As the month of Glacius drew nearer, the frigid, cold air performed its usual dance along the streets of Halatia. Despite the cold, the children ran to the townsquare, much to their parents' dismay and worried shouting, with it nipping at their ears and noses. After all, no possibility of hypothermia was enough to dissuade them from visiting the infamous jester. At least, not when he had just gone back from his year-long trip around Ecegonia.

"Agh, it's that red fool again. These children really ought to make better use of their time rather than listening to the spewings of a crazed jester," an old vendor scoffed. 

"They are interesting though, his songs," the young man sitting across the stand remarked as he took a sip of the hot plum tea. "They almost have a certain truth to them."

The old vendor, appalled, laughed at the young man's remark. "You young folk sure do have a lot of energy thinking about things like that," the older man chuckled. "It's just a circus fool and his ramblings. I tell you, these people, its common for them to write their songs drunk."

The young man looks at him, about to say something before he was cut off by the jester's song.

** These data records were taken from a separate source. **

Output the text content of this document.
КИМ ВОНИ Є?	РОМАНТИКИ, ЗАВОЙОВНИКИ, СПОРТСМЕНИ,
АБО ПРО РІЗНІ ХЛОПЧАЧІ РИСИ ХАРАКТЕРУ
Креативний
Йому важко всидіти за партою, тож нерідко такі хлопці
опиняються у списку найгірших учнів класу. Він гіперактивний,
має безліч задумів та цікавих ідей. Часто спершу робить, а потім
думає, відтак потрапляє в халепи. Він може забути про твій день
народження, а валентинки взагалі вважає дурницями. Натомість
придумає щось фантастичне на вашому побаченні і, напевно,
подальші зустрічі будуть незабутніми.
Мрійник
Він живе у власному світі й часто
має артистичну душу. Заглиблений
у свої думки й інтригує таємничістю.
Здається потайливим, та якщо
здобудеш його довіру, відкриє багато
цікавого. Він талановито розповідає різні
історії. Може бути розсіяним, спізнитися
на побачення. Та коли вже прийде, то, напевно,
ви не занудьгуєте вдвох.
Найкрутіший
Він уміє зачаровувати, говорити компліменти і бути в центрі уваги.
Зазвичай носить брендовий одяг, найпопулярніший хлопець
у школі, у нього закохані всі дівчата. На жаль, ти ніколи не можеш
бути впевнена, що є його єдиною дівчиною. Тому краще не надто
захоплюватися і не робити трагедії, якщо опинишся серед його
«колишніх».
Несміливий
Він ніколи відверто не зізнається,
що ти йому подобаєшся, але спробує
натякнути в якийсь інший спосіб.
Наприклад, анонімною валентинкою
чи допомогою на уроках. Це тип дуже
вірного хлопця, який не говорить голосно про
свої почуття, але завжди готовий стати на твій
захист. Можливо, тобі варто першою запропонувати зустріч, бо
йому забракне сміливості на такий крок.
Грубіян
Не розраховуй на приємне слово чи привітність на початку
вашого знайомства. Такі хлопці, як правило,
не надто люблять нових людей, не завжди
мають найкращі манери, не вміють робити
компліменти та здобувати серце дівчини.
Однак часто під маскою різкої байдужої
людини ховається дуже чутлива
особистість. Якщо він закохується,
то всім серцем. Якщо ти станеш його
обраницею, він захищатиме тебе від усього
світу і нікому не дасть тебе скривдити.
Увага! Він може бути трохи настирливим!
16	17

Hear the cries of a tired woman

For she has been betrayed by the masked fool

Hear the cries of a tired woman

For the world has been fooled by the masked fool

Hear the cries of a tired woman

For her savior has been killed by the masked fool

Hear the cries of a tired woman

For the world has been fooled by the masked fool

He looks down at his tea and bites his lip. 

"I guess so." He tosses a coin to the vendor. "But then again, there is no one more truthful than a drunkard." 

With nothing else to say, the vendor watches as the man walks into the darkness of the night.